The 2025 Open de Oeiras was a professional tennis tournament played on clay courts. It was the 12th edition of the tournament which was part of the 2025 ATP Challenger Tour. It took place in Oeiras, Portugal between 14 and 20 April 2025.
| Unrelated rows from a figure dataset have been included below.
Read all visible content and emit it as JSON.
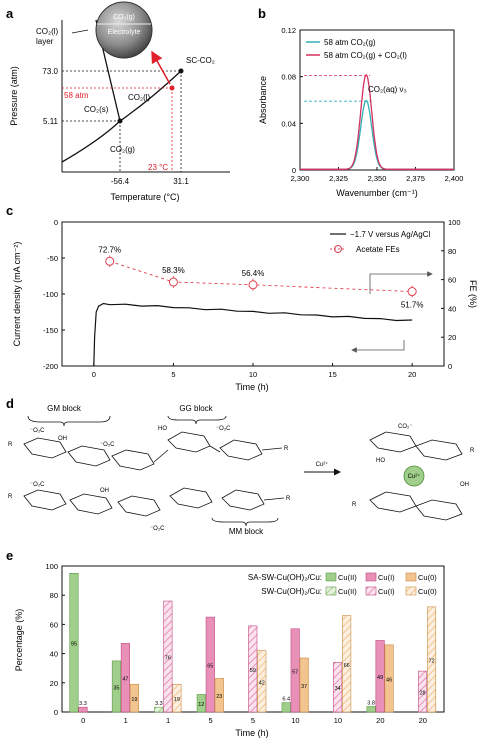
{
  "panel_labels": {
    "a": "a",
    "b": "b",
    "c": "c",
    "d": "d",
    "e": "e"
  },
  "phase_diagram": {
    "xlabel": "Temperature (°C)",
    "ylabel": "Pressure (atm)",
    "x_ticks": [
      "-56.4",
      "31.1"
    ],
    "y_ticks": [
      "73.0",
      "5.11"
    ],
    "regions": [
      "CO₂(s)",
      "CO₂(l)",
      "CO₂(g)",
      "SC-CO₂"
    ],
    "bubble_top": "CO₂(g)",
    "bubble_bottom": "Electrolyte",
    "layer_label_1": "CO₂(l)",
    "layer_label_2": "layer",
    "condition_pressure": "58 atm",
    "condition_temp": "23 °C",
    "accent": "#e0202a"
  },
  "chart_data": [
    {
      "type": "line",
      "panel": "b",
      "xlabel": "Wavenumber (cm⁻¹)",
      "ylabel": "Absorbance",
      "xlim": [
        2300,
        2400
      ],
      "ylim": [
        0,
        0.12
      ],
      "x_ticks": [
        "2,300",
        "2,325",
        "2,350",
        "2,375",
        "2,400"
      ],
      "y_ticks": [
        "0",
        "0.04",
        "0.08",
        "0.12"
      ],
      "annotation": "CO₂(aq) ν₃",
      "series": [
        {
          "name": "58 atm CO₂(g)",
          "color": "#2fb0b8",
          "peak_x": 2343,
          "peak_y": 0.059,
          "width": 3.6
        },
        {
          "name": "58 atm CO₂(g) + CO₂(l)",
          "color": "#d6305e",
          "peak_x": 2343,
          "peak_y": 0.081,
          "width": 3.6
        }
      ]
    },
    {
      "type": "line",
      "panel": "c",
      "xlabel": "Time (h)",
      "ylabel_left": "Current density (mA cm⁻²)",
      "ylabel_right": "FE (%)",
      "xlim": [
        -2,
        22
      ],
      "ylim_left": [
        -200,
        0
      ],
      "ylim_right": [
        0,
        100
      ],
      "x_ticks": [
        "0",
        "5",
        "10",
        "15",
        "20"
      ],
      "y_ticks_left": [
        "0",
        "-50",
        "-100",
        "-150",
        "-200"
      ],
      "y_ticks_right": [
        "0",
        "20",
        "40",
        "60",
        "80",
        "100"
      ],
      "series": [
        {
          "name": "−1.7 V versus Ag/AgCl",
          "color": "#111111",
          "x": [
            0,
            0.05,
            0.15,
            0.3,
            0.6,
            1,
            2,
            3,
            4,
            5,
            6,
            7,
            8,
            9,
            10,
            11,
            12,
            13,
            14,
            15,
            16,
            17,
            18,
            19,
            20
          ],
          "y": [
            -200,
            -160,
            -125,
            -117,
            -114,
            -114,
            -115,
            -116,
            -117,
            -118,
            -120,
            -121,
            -122,
            -123,
            -125,
            -126,
            -127,
            -128,
            -130,
            -131,
            -132,
            -133,
            -135,
            -136,
            -137
          ]
        },
        {
          "name": "Acetate FEs",
          "color": "#e04050",
          "x": [
            1,
            5,
            10,
            20
          ],
          "y": [
            72.7,
            58.3,
            56.4,
            51.7
          ],
          "labels": [
            "72.7%",
            "58.3%",
            "56.4%",
            "51.7%"
          ]
        }
      ]
    },
    {
      "type": "bar",
      "panel": "e",
      "xlabel": "Time (h)",
      "ylabel": "Percentage (%)",
      "ylim": [
        0,
        100
      ],
      "y_ticks": [
        "0",
        "20",
        "40",
        "60",
        "80",
        "100"
      ],
      "categories": [
        "0",
        "1",
        "1",
        "5",
        "5",
        "10",
        "10",
        "20",
        "20"
      ],
      "hatched": [
        false,
        false,
        true,
        false,
        true,
        false,
        true,
        false,
        true
      ],
      "legend_rows": [
        "SA-SW-Cu(OH)₂/Cu:",
        "SW-Cu(OH)₂/Cu:"
      ],
      "series": [
        {
          "name": "Cu(II)",
          "color": "#9fcf8a",
          "values": [
            95,
            35,
            3.3,
            12,
            0,
            6.4,
            0,
            3.8,
            0
          ],
          "labels": [
            "95",
            "35",
            "3.3",
            "12",
            "",
            "6.4",
            "",
            "3.8",
            ""
          ]
        },
        {
          "name": "Cu(I)",
          "color": "#e890b8",
          "values": [
            3.3,
            47,
            76,
            65,
            59,
            57,
            34,
            49,
            28
          ],
          "labels": [
            "3.3",
            "47",
            "76",
            "65",
            "59",
            "57",
            "34",
            "49",
            "28"
          ]
        },
        {
          "name": "Cu(0)",
          "color": "#f2c48f",
          "values": [
            0,
            19,
            19,
            23,
            42,
            37,
            66,
            46,
            72
          ],
          "labels": [
            "",
            "19",
            "19",
            "23",
            "42",
            "37",
            "66",
            "46",
            "72"
          ]
        }
      ]
    }
  ],
  "alginate": {
    "gm_block": "GM block",
    "gg_block": "GG block",
    "mm_block": "MM block",
    "cu_arrow": "Cu²⁺",
    "cu_ion": "Cu²⁺",
    "r": "R",
    "o": "O",
    "oh": "OH",
    "ho": "HO",
    "co2": "⁻O₂C",
    "co2b": "CO₂⁻"
  }
}
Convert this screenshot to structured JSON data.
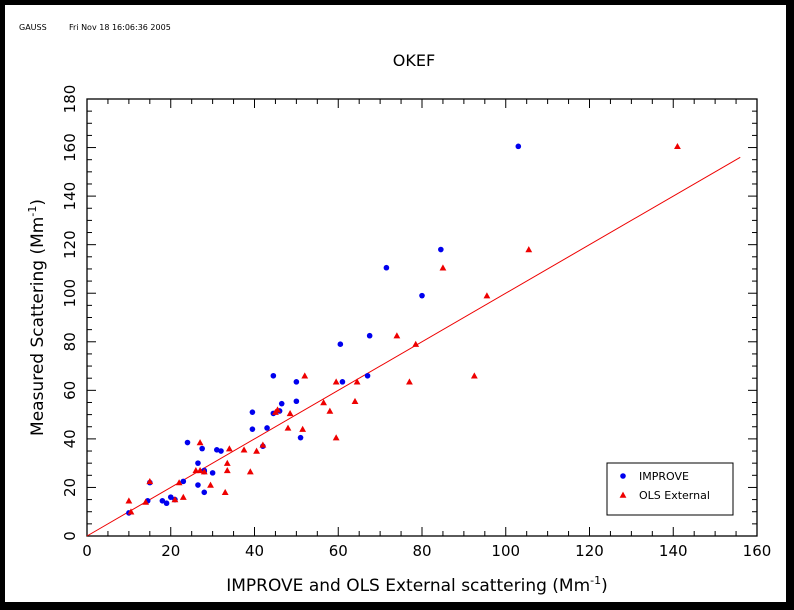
{
  "header": {
    "program": "GAUSS",
    "timestamp": "Fri Nov 18 16:06:36 2005"
  },
  "colors": {
    "improve": "#0000ee",
    "ols": "#ee0000",
    "fit_line": "#ee0000",
    "axis": "#000000"
  },
  "chart_data": {
    "type": "scatter",
    "title": "OKEF",
    "xlabel": "IMPROVE and OLS External scattering (Mm",
    "xlabel_sup": "-1",
    "xlabel_end": ")",
    "ylabel": "Measured Scattering (Mm",
    "ylabel_sup": "-1",
    "ylabel_end": ")",
    "xlim": [
      0,
      160
    ],
    "ylim": [
      0,
      180
    ],
    "xticks": [
      0,
      20,
      40,
      60,
      80,
      100,
      120,
      140,
      160
    ],
    "yticks": [
      0,
      20,
      40,
      60,
      80,
      100,
      120,
      140,
      160,
      180
    ],
    "grid": false,
    "legend_position": "bottom-right",
    "series": [
      {
        "name": "IMPROVE",
        "marker": "circle",
        "color": "#0000ee",
        "points": [
          [
            10,
            9.5
          ],
          [
            14.5,
            14.5
          ],
          [
            15,
            22
          ],
          [
            18,
            14.5
          ],
          [
            19,
            13.5
          ],
          [
            20,
            16
          ],
          [
            21,
            15
          ],
          [
            23,
            22.5
          ],
          [
            24,
            38.5
          ],
          [
            26.5,
            30
          ],
          [
            26.5,
            21
          ],
          [
            27.5,
            36
          ],
          [
            28,
            18
          ],
          [
            28,
            26.5
          ],
          [
            28,
            27
          ],
          [
            30,
            26
          ],
          [
            31,
            35.5
          ],
          [
            32,
            35
          ],
          [
            39.5,
            51
          ],
          [
            39.5,
            44
          ],
          [
            42,
            37
          ],
          [
            43,
            44.5
          ],
          [
            44.5,
            66
          ],
          [
            44.5,
            50.5
          ],
          [
            46,
            51.5
          ],
          [
            46.5,
            54.5
          ],
          [
            50,
            63.5
          ],
          [
            50,
            55.5
          ],
          [
            51,
            40.5
          ],
          [
            60.5,
            79
          ],
          [
            61,
            63.5
          ],
          [
            67,
            66
          ],
          [
            67.5,
            82.5
          ],
          [
            71.5,
            110.5
          ],
          [
            80,
            99
          ],
          [
            84.5,
            118
          ],
          [
            103,
            160.5
          ]
        ]
      },
      {
        "name": "OLS External",
        "marker": "triangle",
        "color": "#ee0000",
        "points": [
          [
            10,
            14.5
          ],
          [
            10.5,
            10
          ],
          [
            14,
            14
          ],
          [
            15,
            22.5
          ],
          [
            21,
            15
          ],
          [
            22,
            22
          ],
          [
            23,
            16
          ],
          [
            26,
            27
          ],
          [
            27,
            38.5
          ],
          [
            27,
            27
          ],
          [
            28,
            26.5
          ],
          [
            29.5,
            21
          ],
          [
            33,
            18
          ],
          [
            33.5,
            27
          ],
          [
            33.5,
            30
          ],
          [
            34,
            36
          ],
          [
            37.5,
            35.5
          ],
          [
            39,
            26.5
          ],
          [
            40.5,
            35
          ],
          [
            42,
            37.5
          ],
          [
            45,
            51
          ],
          [
            45.5,
            52
          ],
          [
            48,
            44.5
          ],
          [
            48.5,
            50.5
          ],
          [
            51.5,
            44
          ],
          [
            52,
            66
          ],
          [
            56.5,
            55
          ],
          [
            58,
            51.5
          ],
          [
            59.5,
            40.5
          ],
          [
            59.5,
            63.5
          ],
          [
            64,
            55.5
          ],
          [
            64.5,
            63.5
          ],
          [
            74,
            82.5
          ],
          [
            77,
            63.5
          ],
          [
            78.5,
            79
          ],
          [
            85,
            110.5
          ],
          [
            92.5,
            66
          ],
          [
            95.5,
            99
          ],
          [
            105.5,
            118
          ],
          [
            141,
            160.5
          ]
        ]
      }
    ],
    "fit_line": {
      "x": [
        0,
        156
      ],
      "y": [
        0,
        156
      ]
    }
  }
}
==Singles main-draw entrants==
===Seeds===

| Country | Player | Rank^{1} | Seed |
|---|---|---|---|
| ARG | Francisco Comesaña | 61 | 1 |
|  | Roman Safiullin | 68 | 2 |
| BEL | Raphaël Collignon | 91 | 3 |
| BRA | Thiago Monteiro | 94 | 4 |
| USA | Nishesh Basavareddy | 108 | 5 |
| SRB | Dušan Lajović | 109 | 6 |
| BRA | Thiago Seyboth Wild | 111 | 7 |
| FRA | Valentin Royer | 116 | 8 |

- ^{1} Rankings are as of 7 April 2025.

===Other entrants===
The following players received wildcards into the singles main draw:
- POR Pedro Araújo
- POR Gastão Elias
- POR Tiago Pereira

The following players received entry into the singles main draw as alternates:
- GBR Jan Choinski
- ITA Matteo Gigante

The following players received entry from the qualifying draw:
- SUI Rémy Bertola
- ARG Juan Manuel Cerúndolo
- NED Guy den Ouden
- ITA Stefano Travaglia
- KAZ Denis Yevseyev
- ESP Bernabé Zapata Miralles

The following player received entry as a lucky loser:
- ESP Alejandro Moro Cañas

==Champions==
===Singles===

- DEN Elmer Møller def. ARG Francisco Comesaña 6–0, 6–4.

===Doubles===

- POL Karol Drzewiecki / POL Piotr Matuszewski def. POR Francisco Cabral / AUT Lucas Miedler 6–4, 3–6, [10–8].